Daggerheart Live Mechanics Matrix

Latest live acceptance matrix for the Daggerheart AI mechanics surface. This table is tool-centric so future model runs can add new columns without changing the shape of the document.

For the follow-on AI-service design guidance derived from these results, see Campaign AI Mechanics Quality.

Status enums

  • clean_pass: lane passed with no recorded tool-call errors
  • pass_with_tool_errors: lane passed, but the accepted run included at least one failed tool call before recovery
  • fail_tool_loop_limit: lane failed because the orchestration loop exhausted its tool budget
  • fail_timeout: lane failed because the live run timed out
  • fail_precondition_gap: lane failed because setup/runtime preconditions did not permit the intended mechanic path
  • not_run: no accepted live run recorded for that model yet

Latest accepted runs

Post-fix live acceptance was executed on March 22, 2026 with gpt-5-mini.

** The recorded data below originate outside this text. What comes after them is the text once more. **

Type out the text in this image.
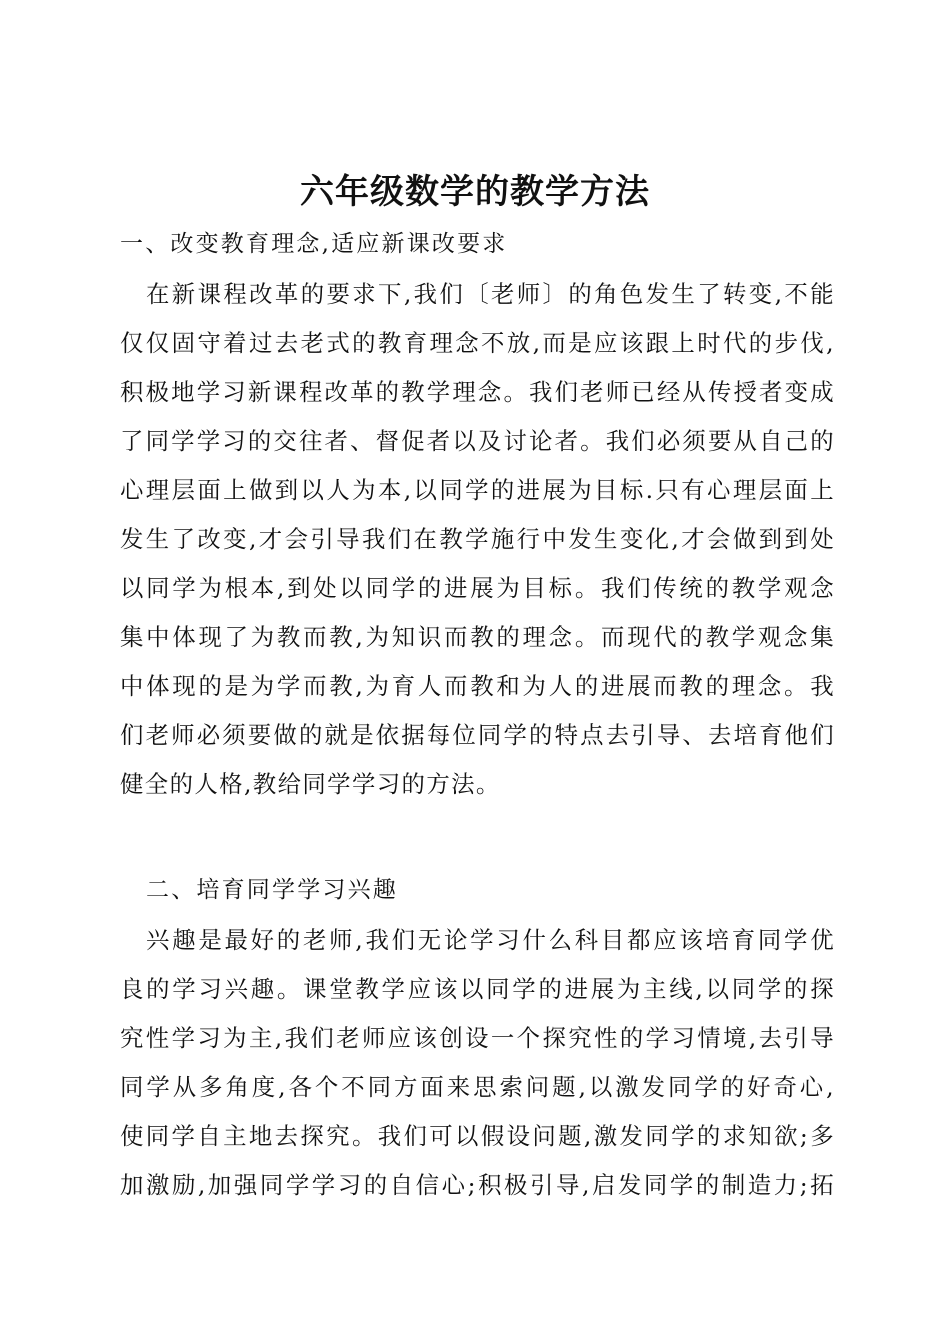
六年级数学的教学方法
一、改变教育理念,适应新课改要求
在新课程改革的要求下,我们〔老师〕的角色发生了转变,不能
仅仅固守着过去老式的教育理念不放,而是应该跟上时代的步伐,
积极地学习新课程改革的教学理念。我们老师已经从传授者变成
了同学学习的交往者、督促者以及讨论者。我们必须要从自己的
心理层面上做到以人为本,以同学的进展为目标.只有心理层面上
发生了改变,才会引导我们在教学施行中发生变化,才会做到到处
以同学为根本,到处以同学的进展为目标。我们传统的教学观念
集中体现了为教而教,为知识而教的理念。而现代的教学观念集
中体现的是为学而教,为育人而教和为人的进展而教的理念。我
们老师必须要做的就是依据每位同学的特点去引导、去培育他们
健全的人格,教给同学学习的方法。
二、培育同学学习兴趣
兴趣是最好的老师,我们无论学习什么科目都应该培育同学优
良的学习兴趣。课堂教学应该以同学的进展为主线,以同学的探
究性学习为主,我们老师应该创设一个探究性的学习情境,去引导
同学从多角度,各个不同方面来思索问题,以激发同学的好奇心,
使同学自主地去探究。我们可以假设问题,激发同学的求知欲;多
加激励,加强同学学习的自信心;积极引导,启发同学的制造力;拓
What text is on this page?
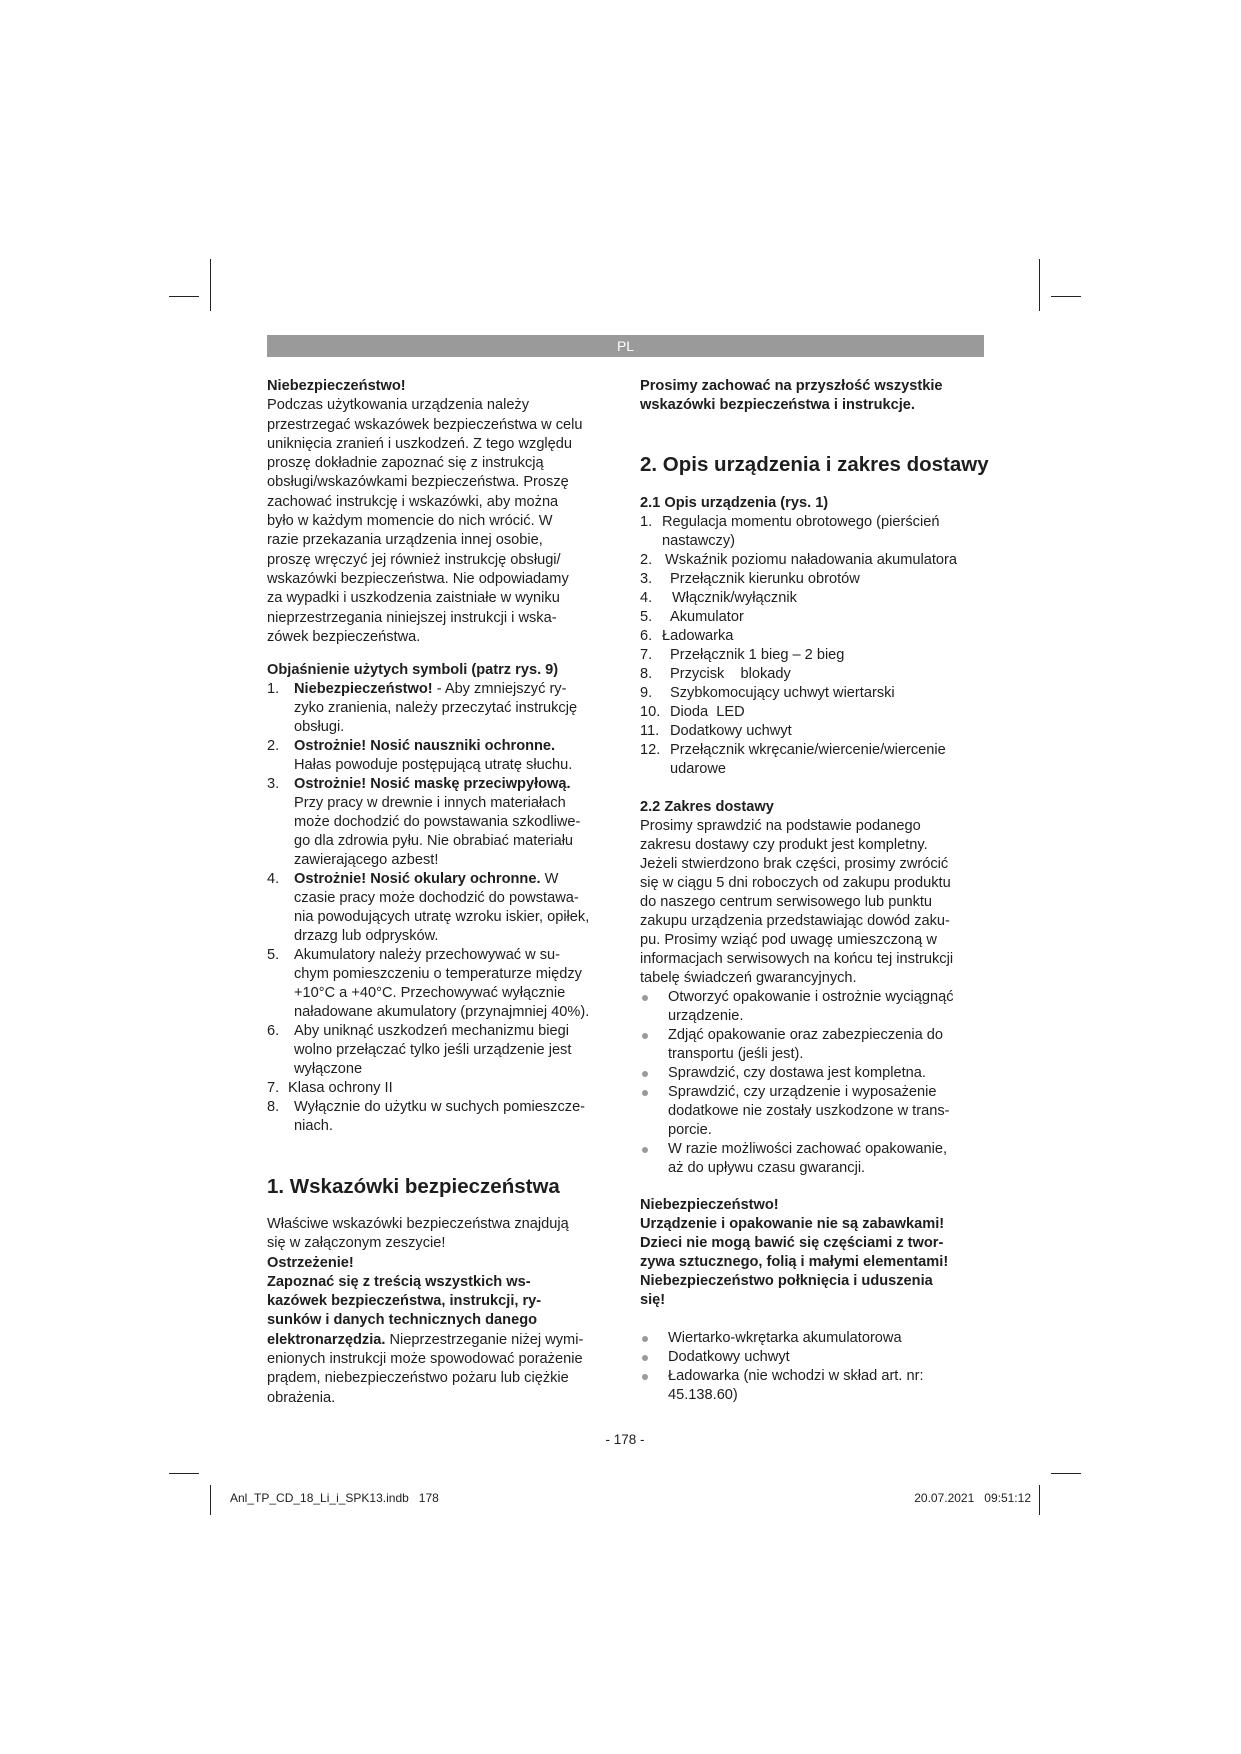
PL
Niebezpieczeństwo!
Podczas użytkowania urządzenia należy
przestrzegać wskazówek bezpieczeństwa w celu
uniknięcia zranień i uszkodzeń. Z tego względu
proszę dokładnie zapoznać się z instrukcją
obsługi/wskazówkami bezpieczeństwa. Proszę
zachować instrukcję i wskazówki, aby można
było w każdym momencie do nich wrócić. W
razie przekazania urządzenia innej osobie,
proszę wręczyć jej również instrukcję obsługi/
wskazówki bezpieczeństwa. Nie odpowiadamy
za wypadki i uszkodzenia zaistniałe w wyniku
nieprzestrzegania niniejszej instrukcji i wska-
zówek bezpieczeństwa.
Objaśnienie użytych symboli (patrz rys. 9)
1. Niebezpieczeństwo! - Aby zmniejszyć ry-
zyko zranienia, należy przeczytać instrukcję
obsługi.
2. Ostrożnie! Nosić nauszniki ochronne.
Hałas powoduje postępującą utratę słuchu.
3. Ostrożnie! Nosić maskę przeciwpyłową.
Przy pracy w drewnie i innych materiałach
może dochodzić do powstawania szkodliwe-
go dla zdrowia pyłu. Nie obrabiać materiału
zawierającego azbest!
4. Ostrożnie! Nosić okulary ochronne. W
czasie pracy może dochodzić do powstawa-
nia powodujących utratę wzroku iskier, opiłek,
drzazg lub odprysków.
5. Akumulatory należy przechowywać w su-
chym pomieszczeniu o temperaturze między
+10°C a +40°C. Przechowywać wyłącznie
naładowane akumulatory (przynajmniej 40%).
6. Aby uniknąć uszkodzeń mechanizmu biegi
wolno przełączać tylko jeśli urządzenie jest
wyłączone
7. Klasa ochrony II
8. Wyłącznie do użytku w suchych pomieszcze-
niach.
1. Wskazówki bezpieczeństwa
Właściwe wskazówki bezpieczeństwa znajdują
się w załączonym zeszycie!
Ostrzeżenie!
Zapoznać się z treścią wszystkich ws-
kazówek bezpieczeństwa, instrukcji, ry-
sunków i danych technicznych danego
elektronarzędzia. Nieprzestrzeganie niżej wymi-
enionych instrukcji może spowodować porażenie
prądem, niebezpieczeństwo pożaru lub ciężkie
obrażenia.
Prosimy zachować na przyszłość wszystkie
wskazówki bezpieczeństwa i instrukcje.
2. Opis urządzenia i zakres dostawy
2.1 Opis urządzenia (rys. 1)
1. Regulacja momentu obrotowego (pierścień
nastawczy)
2. Wskaźnik poziomu naładowania akumulatora
3. Przełącznik kierunku obrotów
4. Włącznik/wyłącznik
5. Akumulator
6. Ładowarka
7. Przełącznik 1 bieg – 2 bieg
8. Przycisk    blokady
9. Szybkomocujący uchwyt wiertarski
10. Dioda  LED
11. Dodatkowy uchwyt
12. Przełącznik wkręcanie/wiercenie/wiercenie
udarowe
2.2 Zakres dostawy
Prosimy sprawdzić na podstawie podanego
zakresu dostawy czy produkt jest kompletny.
Jeżeli stwierdzono brak części, prosimy zwrócić
się w ciągu 5 dni roboczych od zakupu produktu
do naszego centrum serwisowego lub punktu
zakupu urządzenia przedstawiając dowód zaku-
pu. Prosimy wziąć pod uwagę umieszczoną w
informacjach serwisowych na końcu tej instrukcji
tabelę świadczeń gwarancyjnych.
Otworzyć opakowanie i ostrożnie wyciągnąć
urządzenie.
Zdjąć opakowanie oraz zabezpieczenia do
transportu (jeśli jest).
Sprawdzić, czy dostawa jest kompletna.
Sprawdzić, czy urządzenie i wyposażenie
dodatkowe nie zostały uszkodzone w trans-
porcie.
W razie możliwości zachować opakowanie,
aż do upływu czasu gwarancji.
Niebezpieczeństwo!
Urządzenie i opakowanie nie są zabawkami!
Dzieci nie mogą bawić się częściami z twor-
zywa sztucznego, folią i małymi elementami!
Niebezpieczeństwo połknięcia i uduszenia
się!
Wiertarko-wkrętarka akumulatorowa
Dodatkowy uchwyt
Ładowarka (nie wchodzi w skład art. nr:
45.138.60)
- 178 -
Anl_TP_CD_18_Li_i_SPK13.indb   178	20.07.2021   09:51:12
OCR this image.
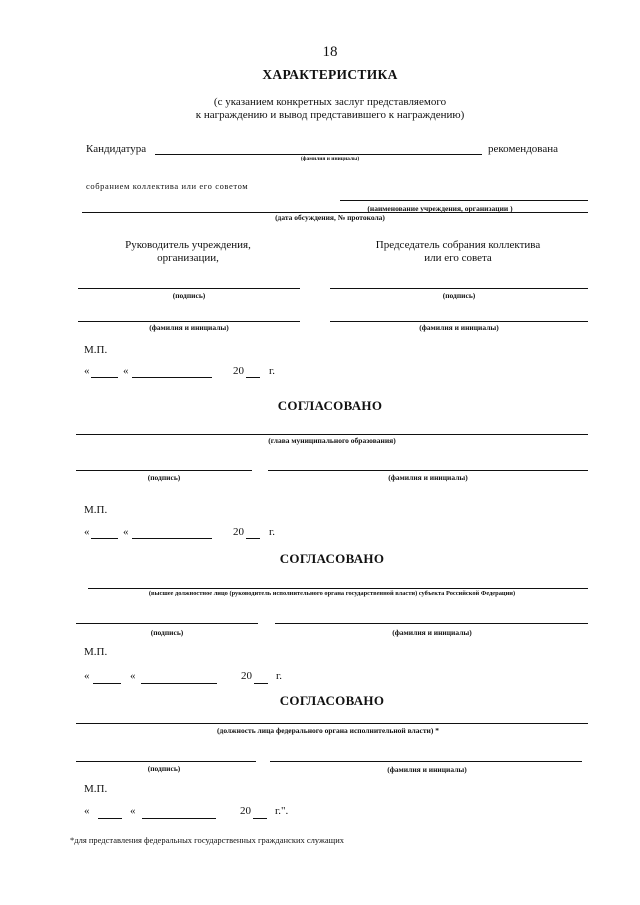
18
ХАРАКТЕРИСТИКА
(с указанием конкретных заслуг представляемого
к награждению и вывод представившего к награждению)
Кандидатура	рекомендована
(фамилия и инициалы)
собранием коллектива или его советом
(наименование учреждения, организации )
(дата обсуждения, № протокола)
Руководитель учреждения,
организации,
Председатель собрания коллектива
или его совета
(подпись)	(подпись)
(фамилия и инициалы)	(фамилия и инициалы)
М.П.
«	«	20 г.
СОГЛАСОВАНО
(глава муниципального образования)
(подпись)	(фамилия и инициалы)
М.П.
«	«	20 г.
СОГЛАСОВАНО
(высшее должностное лицо (руководитель исполнительного органа государственной власти) субъекта Российской Федерации)
(подпись)	(фамилия и инициалы)
М.П.
«	«	20 г.
СОГЛАСОВАНО
(должность лица федерального органа исполнительной власти) *
(подпись)	(фамилия и инициалы)
М.П.
«	«	20 г.".
*для представления федеральных государственных гражданских служащих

Accepted artifacts are written locally under .tmp/ai-live-captures/ as raw captures, markdown reports, and .summary.json summaries.

Tool Source scenario gpt-5-mini Notes
character_sheet_read CapabilityLookup clean_pass Character-capability read succeeded before scene framing.
interaction_state_read AttackReview clean_pass Added as the primary diagnosis read for board-sensitive attack lanes.
daggerheart_combat_board_read SpotlightBoardReview clean_pass Clean board-control run used no reference lookups and re-read the board after adversary/countdown updates.
daggerheart_action_roll_resolve MechanicsReview clean_pass Action resolution plus GM review handoff completed cleanly.
daggerheart_gm_move_apply GMMovePlacementReview clean_pass Clean placement run used a single direct-move spend target with no recovery call.
daggerheart_adversary_create GMMovePlacementReview clean_pass Same clean placement lane as daggerheart_gm_move_apply.
daggerheart_scene_countdown_create CountdownTriggerReview clean_pass Latest accepted run used fixed-start countdown creation and full trigger lifecycle.
daggerheart_scene_countdown_advance CountdownTriggerReview clean_pass Countdown advanced to TRIGGER_PENDING cleanly.
daggerheart_scene_countdown_resolve_trigger CountdownTriggerReview clean_pass Trigger resolution and board reread both completed in the accepted run.
daggerheart_adversary_update SpotlightBoardReview clean_pass Same clean board-control lane as daggerheart_combat_board_read.
daggerheart_attack_flow_resolve AttackReview clean_pass Default-profile attack flow succeeded after board/state diagnosis hardening.
daggerheart_adversary_attack_flow_resolve AdversaryAttackReview clean_pass Adversary attack, memory update, and review resolution completed cleanly.
daggerheart_group_action_flow_resolve GroupActionReview clean_pass Cooperative action lane passed once fixture names and extra-character setup were corrected.
daggerheart_reaction_flow_resolve ReactionReview clean_pass Reaction flow completed cleanly.
daggerheart_tag_team_flow_resolve TagTeamReview clean_pass Tag-team lane passed after prompt alignment with fixture character names.
system_reference_search PlaybookAttackReview clean_pass Clean playbook lane used exactly one intentional search before the combat flow.
system_reference_read PlaybookAttackReview clean_pass Same clean playbook lane as system_reference_search.

Scenario cleanliness

These rows are scenario-level, not tool-level. They exist so a lane can be tracked as clean even when other runs for the same tools had recoverable errors.

Scenario gpt-5-mini Reference usage Notes
PlaybookAttackReview clean_pass 1 search / 1 read Uses the bounded playbook lane: one explicit playbook consult, then sheet, board, attack flow, and review resolution.
SpotlightBoardReview clean_pass 0 search / 0 read Uses the short always-on guidance only; no reference lookup.
GMMovePlacementReview clean_pass 0 search / 0 read Uses the short always-on guidance only; no reference lookup.

Notes for future runs

  • Add one column per model; do not replace older model columns.
  • Use the latest accepted .summary.json artifact for each scenario/model pair.
  • For scenario-level cleanliness, prefer the latest clean accepted summary, not merely the latest attempted run.
  • If a newer run fails, do not overwrite a previous accepted status without an explicit product or engineering decision.